Q: This is the first generation of Americans that is expected to fare worse than the prior. What’s driving this trend?
Oyer: A number of factors. Globalization, for one. A really good substitute for a manual laborer in the U.S. is a manual laborer in China or Costa Rica. Another factor is technology. Apple is the canonical example. The company is designing their products here, so the people who work in engineering are more and more valuable, and making more and more money, but the people who, in the old days, might have made computers here — that’s now done in China.
Mendonca: We’ve also had a combination of tax and regulatory policy that has encouraged capital formation and increasing returns to capital, so labor’s share of returns has decreased. The last round of tax policy out of Washington made this worse.

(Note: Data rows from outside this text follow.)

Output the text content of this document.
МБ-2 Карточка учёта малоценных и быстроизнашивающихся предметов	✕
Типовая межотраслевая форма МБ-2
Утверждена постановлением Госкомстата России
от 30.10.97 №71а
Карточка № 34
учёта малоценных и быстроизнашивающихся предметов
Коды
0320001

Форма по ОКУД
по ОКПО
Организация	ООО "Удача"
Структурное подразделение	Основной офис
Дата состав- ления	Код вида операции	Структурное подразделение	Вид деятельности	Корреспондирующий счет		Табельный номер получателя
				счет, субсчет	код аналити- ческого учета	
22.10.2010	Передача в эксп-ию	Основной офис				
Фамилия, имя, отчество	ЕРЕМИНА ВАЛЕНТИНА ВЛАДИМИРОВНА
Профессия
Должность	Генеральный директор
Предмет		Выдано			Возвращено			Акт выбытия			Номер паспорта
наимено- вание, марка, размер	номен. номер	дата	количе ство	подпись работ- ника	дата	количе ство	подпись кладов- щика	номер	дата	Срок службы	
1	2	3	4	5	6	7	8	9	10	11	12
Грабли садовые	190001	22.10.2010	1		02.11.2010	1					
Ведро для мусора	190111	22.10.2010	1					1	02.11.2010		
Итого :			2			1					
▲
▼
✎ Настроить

Q: Is this level of inequality historically unprecedented?
Oyer: You had the same thing with the Industrial Revolution that concentrated more and more wealth into the hands of capital. Henry Ford, the Rockefellers, Leland Stanford —
Mendonca: — J. P. Morgan.
Oyer: But the Great Depression took the wind out of the sails of that. Inequality was substantially reduced during the ’30s, ’40s, and ’50s.
Mendonca: A large portion of what reduced inequality was the destruction of wealth during World War II and the fact that the U.S. benefited afterward from being the last standing industrial economy. We had a global environment that was based on American exports. Today, we’re in the midst of a transition to a very different economy. This time, it’s much more global, particularly in labor markets.
Oyer: But as the U.S.’s inequality has grown since the ’70s, inequality has reduced dramatically around the world.